Because the possession already starts in the attacking third, the ball advancement stats are not useful. And it is here, when a possession begins relatively close to goal, that we see pass number not correlated with results. The highlighted cells are above average, and there is no obvious pattern with the number passes.
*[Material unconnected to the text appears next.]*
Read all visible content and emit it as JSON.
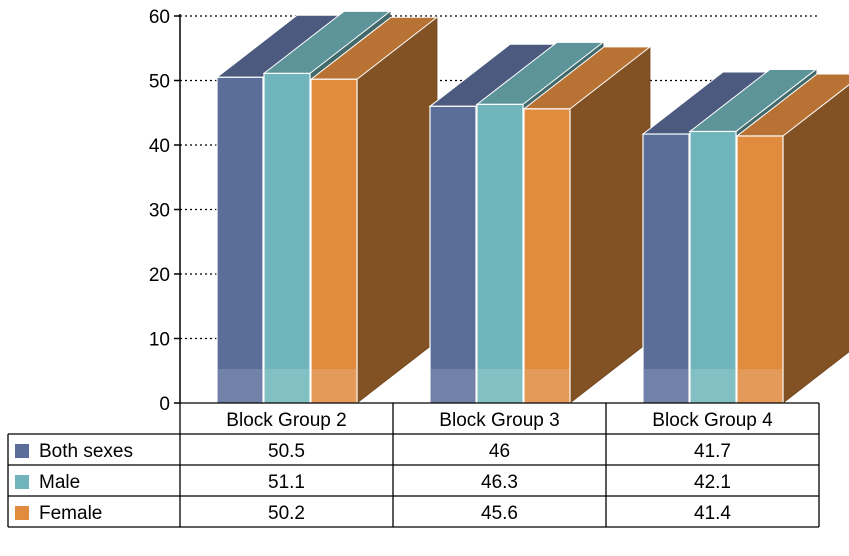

And the results seem intuitive. Possessions starting in this area (about 30 to 35 yards from goal) can include opportunities to shoot with little advancement; as well as set pieces. Thus, it is reasonable that some quick possessions lead to good results from this area. And of course, longer possessions may allow time to find a gap in a bunkering defense.

Reviewing the different zones, it appears that longer possessions are associated with better results when possessions begin in the defensive half. And winning the ball close to goal does not have a discernable relationship between possession results and the number of passes.

Circling back to Reep, these results are not sufficient by themselves to dictate a particular tactical plan. Players are likely trying to score in all circumstances, and react to the opportunities as they see them. We cannot say for sure whether a different instruction would have led to a different possession length or result. Perhaps the possessions listed with fewer passes would have continued if not for defensive efforts. Or conversely, the longer possessions may have been shorter if a scoring opportunity presented itself.

In short, correlation is not causation. And an association between possessions with more passes and scoring does not mean that additional passes directly cause increase scoring. However, the relationship between possession length and results does exist, especially when one examines areas individually. And for teams, with direct knowledge of tactical instructions and no need to infer player intent, can obtain better evidence than that used here. Overall, the MLS data does justify a deeper dive into the contours of the relationship between maintaining possession and the probability of scoring.